We are making moist, tender White Cut Chicken that can be done quickly, and also making a healthy, nutritious side dish with it. The aroma of the garlic and sesame oil stimulates the appetite and you will not be able to put down your chopsticks.
Let's make the boiled chicken also known as white cut chicken. Carefully remove the skin and excess fat from the chicken breast. You should bring the chicken to room temperature before use. If you use cold meat, it will be undercooked.
Cover the chicken with plastic wrap. Pound it with a rolling pin many times to flatten it to about 2 cm thick. This pounding process will break the stringy fibers and tenderize the meat, making it easier to cook the inside.
Remove the plastic wrap and cut the chicken in half lengthwise to reduce the cooking time.
Sprinkle on the coarse salt and rub it into the chicken surface.
Now, let's cook the chicken. In a pot, combine the 500 ml of water, sake and granulated chicken stock powder.
To cover any unwanted smells of the meat, add the celery stalk, thyme sprigs, and bay leaf. Turn on the burner. You should use a small pot to submerge the chicken completely with less water.
When the water comes to a rolling boil, turn off the heat.
Quickly place the chicken into the hot water and place the aromatic leaves onto it.
Cover with a lid. Let it sit for about 18 to 20 minutes. When the meat is relatively large or you don't have a thick heavy pot, submerge it in the hot water for a longer time.
To check if the chicken is ready, you should touch the meat and get a feel for the firmness. It will be helpful when you cook the recipe next time.
To avoid burning yourself, chill your fingers in ice water and pinch the thickest part of the meat.
If it feels like Punyo-Punyo, which is a soft, raw-like texture, let it sit in the hot water a little longer.
When it is ready, place the chicken into a container and cover it with plastic wrap to keep it from drying out.
Let's cook the vegetables. Boil a generous amount of water in a pot and add a small amount of salt.
When it reaches a full boil, put in the string bean pods, wait for about 30 seconds, and then add the broccoli.
The broccoli is cut into bite-size pieces, and the bean pods are cut into 3 cm (1.2") pieces.
Boil the bean pods for about 2 minutes. String bean pods have different cooking times depending on the type and thickness, and the easiest way to find out the firmness is actually biting it.
When the bean pods have reached the desired firmness, turn off the burner, and thoroughly strain the vegetables with a mesh strainer.

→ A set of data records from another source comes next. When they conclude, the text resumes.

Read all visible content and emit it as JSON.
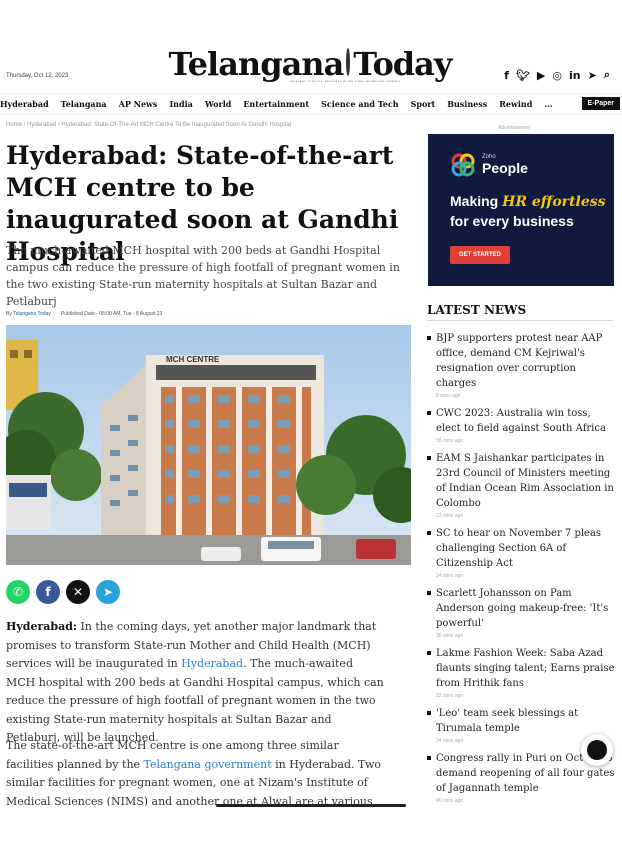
{
  "header": {
    "date": "Thursday, Oct 12, 2023",
    "logo_left": "Telangana",
    "logo_right": "Today",
    "tagline": "RELEVANT TO ROOTS. ANCHORED IN THE TIMES. ADVANCING TOWARDS",
    "social": [
      "facebook-icon",
      "twitter-icon",
      "youtube-icon",
      "instagram-icon",
      "linkedin-icon",
      "telegram-icon",
      "search-icon"
    ]
  },
  "nav": {
    "items": [
      "Hyderabad",
      "Telangana",
      "AP News",
      "India",
      "World",
      "Entertainment",
      "Science and Tech",
      "Sport",
      "Business",
      "Rewind",
      "..."
    ],
    "epaper": "E-Paper"
  },
  "breadcrumb": "Home / Hyderabad / Hyderabad: State-Of-The-Art MCH Centre To Be Inaugurated Soon At Gandhi Hospital",
  "ad_label": "Advertisement",
  "article": {
    "headline": "Hyderabad: State-of-the-art MCH centre to be inaugurated soon at Gandhi Hospital",
    "summary": "The much-awaited MCH hospital with 200 beds at Gandhi Hospital campus can reduce the pressure of high footfall of pregnant women in the two existing State-run maternity hospitals at Sultan Bazar and Petlaburj",
    "byline_prefix": "By",
    "author": "Telangana Today",
    "published": "Published Date - 08:00 AM, Tue - 8 August 23",
    "para1": {
      "dateline": "Hyderabad:",
      "text_a": " In the coming days, yet another major landmark that promises to transform State-run Mother and Child Health (MCH) services will be inaugurated in ",
      "link": "Hyderabad",
      "text_b": ". The much-awaited MCH hospital with 200 beds at Gandhi Hospital campus, which can reduce the pressure of high footfall of pregnant women in the two existing State-run maternity hospitals at Sultan Bazar and Petlaburj, will be launched."
    },
    "para2": {
      "text_a": "The state-of-the-art MCH centre is one among three similar facilities planned by the ",
      "link": "Telangana government",
      "text_b": " in Hyderabad. Two similar facilities for pregnant women, one at Nizam's Institute of Medical Sciences (NIMS) and another one at Alwal are at various stages of"
    },
    "image_sign": "MCH CENTRE",
    "share": [
      {
        "name": "whatsapp-icon",
        "glyph": "✆",
        "color": "#25d366"
      },
      {
        "name": "facebook-icon",
        "glyph": "f",
        "color": "#3b5998"
      },
      {
        "name": "x-icon",
        "glyph": "✕",
        "color": "#111111"
      },
      {
        "name": "telegram-icon",
        "glyph": "➤",
        "color": "#2aa3db"
      }
    ]
  },
  "ad": {
    "brand_small": "Zoho",
    "brand_big": "People",
    "line1_a": "Making ",
    "line1_accent": "HR effortless",
    "line2": "for every business",
    "cta": "GET STARTED"
  },
  "latest": {
    "title": "LATEST NEWS",
    "items": [
      {
        "title": "BJP supporters protest near AAP office, demand CM Kejriwal's resignation over corruption charges",
        "time": "8 mins ago"
      },
      {
        "title": "CWC 2023: Australia win toss, elect to field against South Africa",
        "time": "18 mins ago"
      },
      {
        "title": "EAM S Jaishankar participates in 23rd Council of Ministers meeting of Indian Ocean Rim Association in Colombo",
        "time": "23 mins ago"
      },
      {
        "title": "SC to hear on November 7 pleas challenging Section 6A of Citizenship Act",
        "time": "24 mins ago"
      },
      {
        "title": "Scarlett Johansson on Pam Anderson going makeup-free: 'It's powerful'",
        "time": "30 mins ago"
      },
      {
        "title": "Lakme Fashion Week: Saba Azad flaunts singing talent; Earns praise from Hrithik fans",
        "time": "32 mins ago"
      },
      {
        "title": "'Leo' team seek blessings at Tirumala temple",
        "time": "34 mins ago"
      },
      {
        "title": "Congress rally in Puri on Oct 16 to demand reopening of all four gates of Jagannath temple",
        "time": "40 mins ago"
      }
    ]
  },
  "colors": {
    "link": "#2a7fd4",
    "ad_bg": "#0f1a3d",
    "ad_accent": "#f5c518",
    "ad_button": "#e0403a"
  }
}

Place them into a bowl. When they are still hot, add the soy sauce and mix.
Toss to coat by moving the bowl up and down with a large motion so that you can mix them evenly without damaging the ingredients.

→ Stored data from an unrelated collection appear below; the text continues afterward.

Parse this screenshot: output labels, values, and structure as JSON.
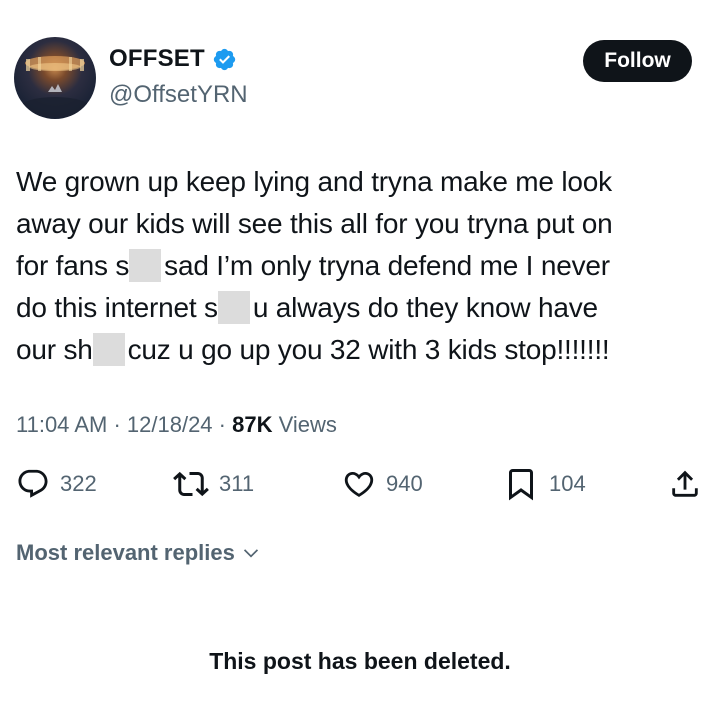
{
  "user": {
    "display_name": "OFFSET",
    "handle": "@OffsetYRN",
    "verified": true,
    "verified_color": "#1d9bf0"
  },
  "follow_button": {
    "label": "Follow"
  },
  "tweet": {
    "lines": [
      {
        "text": "We grown up keep lying and tryna make me look"
      },
      {
        "text": "away our kids will see this all for you tryna put on"
      },
      {
        "before": "for fans s",
        "after": "sad I’m only tryna defend me I never"
      },
      {
        "before": "do this internet s",
        "after": "u always do they know have"
      },
      {
        "before": "our sh",
        "after": "cuz u go up you 32 with 3 kids stop!!!!!!!"
      }
    ],
    "time": "11:04 AM",
    "separator": "·",
    "date": "12/18/24",
    "views_count": "87K",
    "views_label": "Views"
  },
  "actions": {
    "replies": {
      "icon": "reply-icon",
      "count": "322"
    },
    "reposts": {
      "icon": "repost-icon",
      "count": "311"
    },
    "likes": {
      "icon": "heart-icon",
      "count": "940"
    },
    "bookmarks": {
      "icon": "bookmark-icon",
      "count": "104"
    },
    "share": {
      "icon": "share-icon"
    }
  },
  "replies_filter": {
    "label": "Most relevant replies",
    "icon": "chevron-down-icon"
  },
  "deleted_notice": "This post has been deleted."
}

When mixed, cool with a fan.
Now, cut the boiled chicken breast in half.
Cut the chicken into slightly thicker pieces than the bean pods.

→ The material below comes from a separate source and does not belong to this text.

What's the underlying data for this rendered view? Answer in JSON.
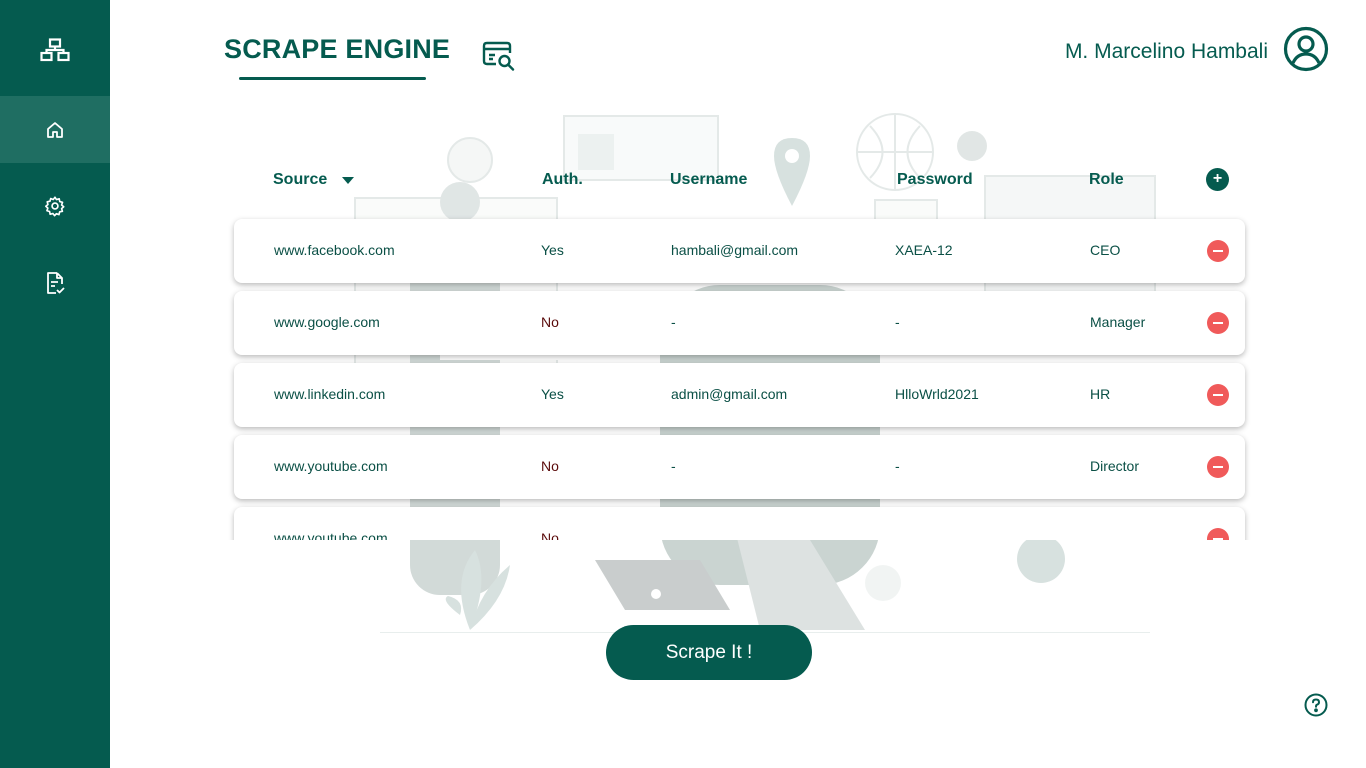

Add the chicken to the bowl.
Place the toasted white sesame seeds onto a paper towel and chop them with a kitchen knife. Chopping the sesame brings out the delicious aroma and helps you to absorb its nutrients.
Add the sesame seeds. Add the grated garlic to three different places in the bowl to help distribute it evenly.
Finally, pour over the sesame oil.
Toss to coat by moving the bowl up and down again.
Now, it is ready. Place the aemono onto a plate.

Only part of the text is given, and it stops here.